The European Union spent two years drafting a law to protect its space companies from American dominance. The first casualty may be the law itself. And then, if it passes, the people it was supposed to help.
The revised EU Space Act, released by Cyprus — currently holding the EU's rotating presidency — on March 30, drew a rare display of unified opposition at the 41st Space Symposium in Colorado Springs last week. The U.S. State Department, the Commerce Department's Office of Space Commerce, and representatives from Astroscale, SpaceX, and the U.S. Chamber of Commerce all appeared at the same panel. Their verdict on the updated draft was unanimous: worse than the original.
"Unfortunately, this latest version that just came out last month from Cyprus, in our view, moves in a backward direction," said Michael Overby, deputy director of space affairs at the State Department, speaking at the Space Symposium panel.
The bill is shorter, which its drafters presented as a simplification. But brevity without clarity is not progress. "There are a lot of things where it says you need to do X. What counts as X? Who knows," said Gabriel Swiney of the Office of Space Commerce. Compliance, in other words, will be determined not by the text of the law but by whichever European committee gets to it first.
That ambiguity alone would be manageable. The deeper problem is that the draft requires EU regulators to receive technical data from companies seeking to operate in European markets — including data controlled under the U.S. International Traffic in Arms Regulations, or ITAR. ITAR is not a suggestion. It is a federal crime under 22 U.S.C. § 2778 for any U.S. person to transfer defense-related technical data to foreign nationals without a license. The EU's information requests do not come with an ITAR exemption. Complying with the Space Act would mean violating it.
"This is not a vague law that companies might accidentally break," said Lesley Jane Smith, president of the International Institute of Space Law. "It is a law that requires conduct that U.S. law explicitly prohibits."
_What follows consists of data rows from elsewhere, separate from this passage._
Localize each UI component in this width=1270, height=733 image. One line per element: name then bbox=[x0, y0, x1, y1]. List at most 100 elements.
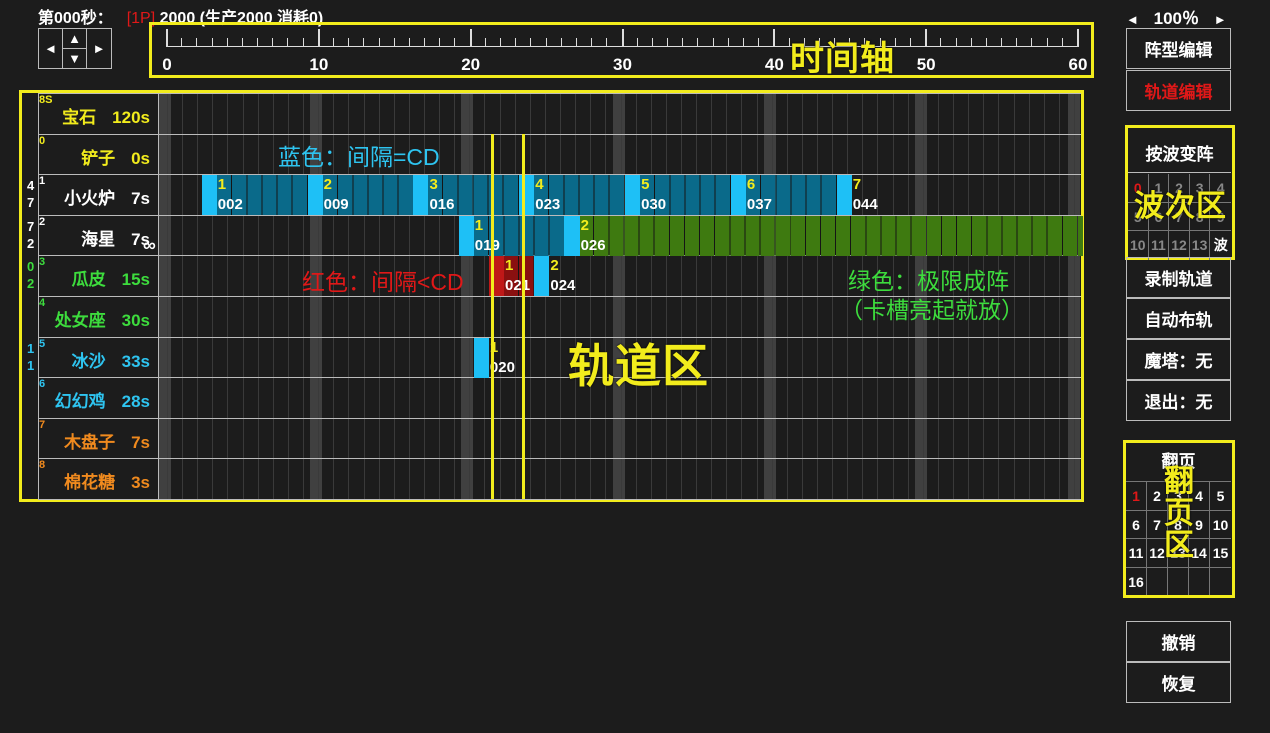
time-cursor-right[interactable] bbox=[522, 134, 525, 499]
minor-tick bbox=[363, 38, 365, 46]
right-arrow-icon: ► bbox=[92, 41, 106, 56]
track-block-blue[interactable]: 5 030 bbox=[624, 175, 731, 216]
row-card-label[interactable]: 处女座 30s bbox=[0, 306, 150, 331]
nav-up-button[interactable]: ▲ bbox=[63, 29, 87, 49]
green-legend-subnote: （卡槽亮起就放） bbox=[840, 297, 1024, 323]
block-start-marker bbox=[458, 215, 474, 256]
page-cell[interactable]: 15 bbox=[1210, 538, 1231, 567]
wave-formation-button[interactable]: 按波变阵 bbox=[1128, 132, 1231, 173]
page-cell[interactable]: 10 bbox=[1210, 509, 1231, 539]
minor-tick bbox=[985, 38, 987, 46]
block-code: 019 bbox=[474, 236, 500, 254]
nav-left-button[interactable]: ◄ bbox=[39, 29, 63, 68]
timeline-overlay-label: 时间轴 bbox=[790, 40, 895, 78]
infinity-icon: ∞ bbox=[143, 234, 156, 255]
timeline-ruler[interactable]: 0 10 20 30 40 50 60 时间轴 bbox=[149, 22, 1094, 78]
row-divider bbox=[38, 417, 1081, 419]
block-code: 021 bbox=[505, 277, 531, 295]
track-block-blue[interactable]: 1 020 bbox=[473, 337, 515, 378]
card-cooldown: 7s bbox=[131, 189, 150, 209]
page-cell[interactable]: 11 bbox=[1126, 538, 1147, 567]
minor-tick bbox=[196, 38, 198, 46]
block-number: 6 bbox=[746, 176, 756, 194]
row-card-label[interactable]: 海星 7s bbox=[0, 225, 150, 250]
block-number: 2 bbox=[580, 216, 589, 234]
major-tick bbox=[1077, 29, 1079, 47]
track-block-blue[interactable]: 1 019 bbox=[458, 215, 565, 256]
block-start-marker bbox=[534, 256, 550, 297]
track-block-blue[interactable]: 3 016 bbox=[413, 175, 520, 216]
minor-tick bbox=[712, 38, 714, 46]
nav-right-button[interactable]: ► bbox=[87, 29, 111, 68]
nav-down-button[interactable]: ▼ bbox=[63, 49, 87, 68]
page-cell bbox=[1189, 566, 1210, 595]
side-count: 2 bbox=[27, 276, 35, 292]
page-cell[interactable]: 1 bbox=[1126, 481, 1147, 510]
track-block-blue[interactable]: 2 009 bbox=[307, 175, 414, 216]
page-cell[interactable]: 6 bbox=[1126, 509, 1147, 538]
row-card-label[interactable]: 幻幻鸡 28s bbox=[0, 387, 150, 412]
minor-tick bbox=[1031, 38, 1033, 46]
card-cooldown: 3s bbox=[131, 473, 150, 493]
redo-button[interactable]: 恢复 bbox=[1126, 662, 1231, 703]
minor-tick bbox=[606, 38, 608, 46]
minor-tick bbox=[1001, 38, 1003, 46]
track-block-blue[interactable]: 4 023 bbox=[519, 175, 625, 216]
row-divider bbox=[38, 93, 1081, 94]
minor-tick bbox=[515, 38, 517, 46]
page-cell[interactable]: 5 bbox=[1210, 481, 1231, 510]
track-block-blue[interactable]: 1 002 bbox=[201, 175, 308, 216]
minor-tick bbox=[575, 38, 577, 46]
minor-tick bbox=[758, 38, 760, 46]
card-name: 幻幻鸡 bbox=[54, 392, 106, 412]
record-track-button[interactable]: 录制轨道 bbox=[1126, 257, 1231, 298]
row-card-label[interactable]: 小火炉 7s bbox=[0, 184, 150, 209]
exit-button[interactable]: 退出：无 bbox=[1126, 380, 1231, 421]
block-code: 024 bbox=[550, 277, 576, 295]
track-block-red[interactable]: 1 021 bbox=[488, 256, 535, 297]
major-tick bbox=[925, 29, 928, 47]
track-block-blue[interactable]: 2 024 bbox=[534, 256, 575, 297]
time-cursor-left[interactable] bbox=[491, 134, 494, 499]
block-number: 4 bbox=[535, 176, 544, 194]
row-card-label[interactable]: 瓜皮 15s bbox=[0, 265, 150, 290]
wave-cell[interactable]: 波 bbox=[1210, 231, 1231, 260]
major-tick bbox=[621, 29, 624, 47]
major-tick bbox=[317, 29, 320, 47]
side-count: 0 bbox=[27, 259, 35, 275]
track-block-green[interactable]: 2 026 bbox=[564, 215, 1083, 256]
wave-cell[interactable]: 10 bbox=[1128, 231, 1149, 261]
minor-tick bbox=[439, 38, 441, 46]
row-card-label[interactable]: 木盘子 7s bbox=[0, 428, 150, 453]
track-edit-button[interactable]: 轨道编辑 bbox=[1126, 70, 1231, 111]
zoom-in-icon[interactable]: ► bbox=[1214, 12, 1227, 27]
page-cell[interactable]: 16 bbox=[1126, 566, 1147, 595]
auto-track-button[interactable]: 自动布轨 bbox=[1126, 298, 1231, 339]
side-count: 4 bbox=[27, 178, 35, 194]
zoom-out-icon[interactable]: ◄ bbox=[1126, 12, 1139, 27]
row-card-label[interactable]: 铲子 0s bbox=[0, 144, 150, 169]
side-count: 1 bbox=[27, 340, 35, 356]
formation-edit-button[interactable]: 阵型编辑 bbox=[1126, 28, 1231, 69]
minor-tick bbox=[560, 38, 562, 46]
minor-tick bbox=[667, 38, 669, 46]
card-name: 小火炉 bbox=[64, 189, 116, 209]
magic-tower-button[interactable]: 魔塔：无 bbox=[1126, 339, 1231, 380]
track-area-label: 轨道区 bbox=[568, 340, 709, 392]
track-block-blue[interactable]: 6 037 bbox=[730, 175, 837, 216]
block-code: 037 bbox=[746, 196, 772, 214]
track-block-blue[interactable]: 7 044 bbox=[836, 175, 878, 216]
row-card-label[interactable]: 棉花糖 3s bbox=[0, 468, 150, 493]
block-start-marker bbox=[307, 175, 323, 216]
undo-button[interactable]: 撤销 bbox=[1126, 621, 1231, 662]
up-arrow-icon: ▲ bbox=[68, 31, 81, 46]
row-card-label[interactable]: 宝石 120s bbox=[0, 103, 150, 128]
minor-tick bbox=[1016, 38, 1018, 46]
wave-cell[interactable]: 13 bbox=[1190, 231, 1211, 261]
wave-cell[interactable]: 11 bbox=[1149, 231, 1170, 261]
wave-cell[interactable]: 12 bbox=[1169, 231, 1190, 261]
row-card-label[interactable]: 冰沙 33s bbox=[0, 347, 150, 372]
minor-tick bbox=[970, 38, 972, 46]
down-arrow-icon: ▼ bbox=[68, 51, 81, 66]
side-count: 2 bbox=[27, 235, 35, 251]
The International Center for Law and Economics, in formal comments to the State and Commerce Departments, called the inspection provisions "a poison pill — a built-in condition that makes lawful compliance by U.S. firms impossible under existing U.S. export control laws, thereby excluding them from the EU market."
Janna Lewis, senior vice president of policy at Astroscale U.S., put it more simply: "It puts us in a bind."
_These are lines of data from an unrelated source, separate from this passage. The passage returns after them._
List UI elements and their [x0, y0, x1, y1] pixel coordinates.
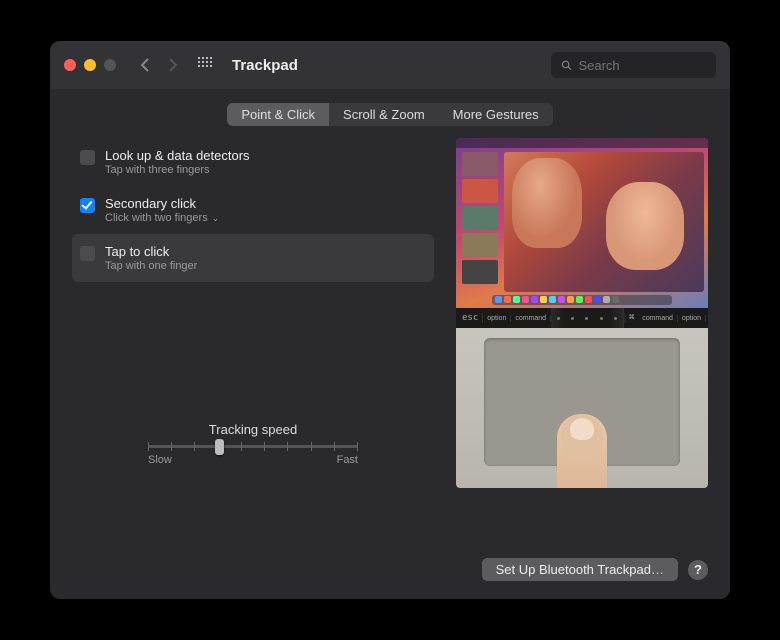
slider-thumb[interactable]	[215, 439, 224, 455]
touchbar-key: option	[678, 315, 706, 322]
checkbox-lookup[interactable]	[80, 150, 95, 165]
option-label: Secondary click	[105, 196, 219, 211]
close-button[interactable]	[64, 59, 76, 71]
checkbox-tap-to-click[interactable]	[80, 246, 95, 261]
preview-trackpad	[456, 328, 708, 488]
help-button[interactable]: ?	[688, 560, 708, 580]
touchbar-key: command	[638, 315, 678, 322]
titlebar: Trackpad	[50, 41, 730, 89]
preview-finger-icon	[557, 414, 607, 488]
content-area: Look up & data detectors Tap with three …	[50, 134, 730, 548]
show-all-icon[interactable]	[198, 57, 214, 73]
tab-point-click[interactable]: Point & Click	[227, 103, 329, 126]
option-sub: Tap with one finger	[105, 260, 197, 272]
touchbar-esc: esc	[458, 313, 483, 323]
search-input[interactable]	[578, 58, 706, 73]
search-field[interactable]	[551, 52, 716, 78]
slow-label: Slow	[148, 454, 172, 466]
window-title: Trackpad	[232, 57, 298, 74]
gesture-preview: esc option command ⌘ command option	[456, 138, 708, 538]
options-list: Look up & data detectors Tap with three …	[72, 138, 434, 538]
tracking-speed-section: Tracking speed Slow Fast	[72, 422, 434, 466]
tab-scroll-zoom[interactable]: Scroll & Zoom	[329, 103, 439, 126]
setup-bluetooth-button[interactable]: Set Up Bluetooth Trackpad…	[482, 558, 678, 581]
tab-segmented-control: Point & Click Scroll & Zoom More Gesture…	[227, 103, 552, 126]
tab-more-gestures[interactable]: More Gestures	[439, 103, 553, 126]
touchbar-key: option	[483, 315, 511, 322]
chevron-down-icon: ⌄	[212, 213, 220, 224]
forward-button[interactable]	[164, 56, 182, 74]
traffic-lights	[64, 59, 116, 71]
option-label: Tap to click	[105, 244, 197, 259]
touchbar-key: command	[511, 315, 551, 322]
option-lookup[interactable]: Look up & data detectors Tap with three …	[72, 138, 434, 186]
option-tap-to-click[interactable]: Tap to click Tap with one finger	[72, 234, 434, 282]
maximize-button	[104, 59, 116, 71]
tabs-row: Point & Click Scroll & Zoom More Gesture…	[50, 89, 730, 134]
search-icon	[561, 59, 572, 72]
tracking-speed-label: Tracking speed	[72, 422, 434, 437]
preferences-window: Trackpad Point & Click Scroll & Zoom Mor…	[50, 41, 730, 599]
tracking-speed-slider[interactable]	[148, 445, 358, 448]
back-button[interactable]	[136, 56, 154, 74]
fast-label: Fast	[337, 454, 358, 466]
option-sub-dropdown[interactable]: Click with two fingers ⌄	[105, 212, 219, 224]
nav-buttons	[136, 56, 182, 74]
footer: Set Up Bluetooth Trackpad… ?	[50, 548, 730, 599]
option-secondary-click[interactable]: Secondary click Click with two fingers ⌄	[72, 186, 434, 234]
option-sub: Tap with three fingers	[105, 164, 250, 176]
preview-screen	[456, 138, 708, 308]
minimize-button[interactable]	[84, 59, 96, 71]
option-label: Look up & data detectors	[105, 148, 250, 163]
preview-touchbar: esc option command ⌘ command option	[456, 308, 708, 328]
touchbar-key: ⌘	[624, 313, 638, 323]
checkbox-secondary-click[interactable]	[80, 198, 95, 213]
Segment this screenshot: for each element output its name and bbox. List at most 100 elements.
The bind has a price tag. A study released in March by the Computer and Communications Industry Association — a trade group representing U.S. tech and space companies — estimated the Act could cost European GDP up to €52 billion per year as U.S. companies restructure or exit European operations rather than risk criminal exposure. Providers of space-based services face €210 million to €311 million in annual losses, with cumulative costs reaching €2.1 billion by 2030.
The U.S. Chamber of Commerce separately warned the regulation would "inadvertently slow investment and service deployment within Europe and to European customers." SpaceX called for the Act to be "radically simplified" in areas related to space safety.
There are other provisions that should concern anyone who has ever signed a contract they meant to keep confidential. The new draft appears to give EU regulators the ability to review contracts for in-orbit services — arrangements that companies treat as commercially sensitive between the parties. Lewis called provisions like that "impossible" to comply with.
One other asymmetry worth noting: the Act carves out national security space cooperation from its requirements. Civil space cooperation — NASA working with ESA, American companies providing launch services to European civil programs — gets no such protection.
The timing matters. A working group meeting on April 21, featuring EU Commissioner for Defense and Space Andrius Kubilius, is meant to produce a consolidated position before the file moves to the European Parliament. That is ten days from now. The window for substantive change is not open long.
It may not matter anyway. Smith noted that a majority of EU member states have already indicated they believe the regulation exceeds what Brussels has the legal authority to do. "Nobody is content with this draft," she said. "The majority of states do see it as beyond the European Union's competence."
Which raises the possibility that the EU is in the process of legislating itself into a jurisdictional argument it cannot win, while American companies hold their breath, and — somewhere in a European capital — a startup founder who uses U.S.-origin components is just starting to realize what this might mean for their next fundraising round.
The Act is supposed to protect European space. The people most likely to need protecting from it are the ones it was written for.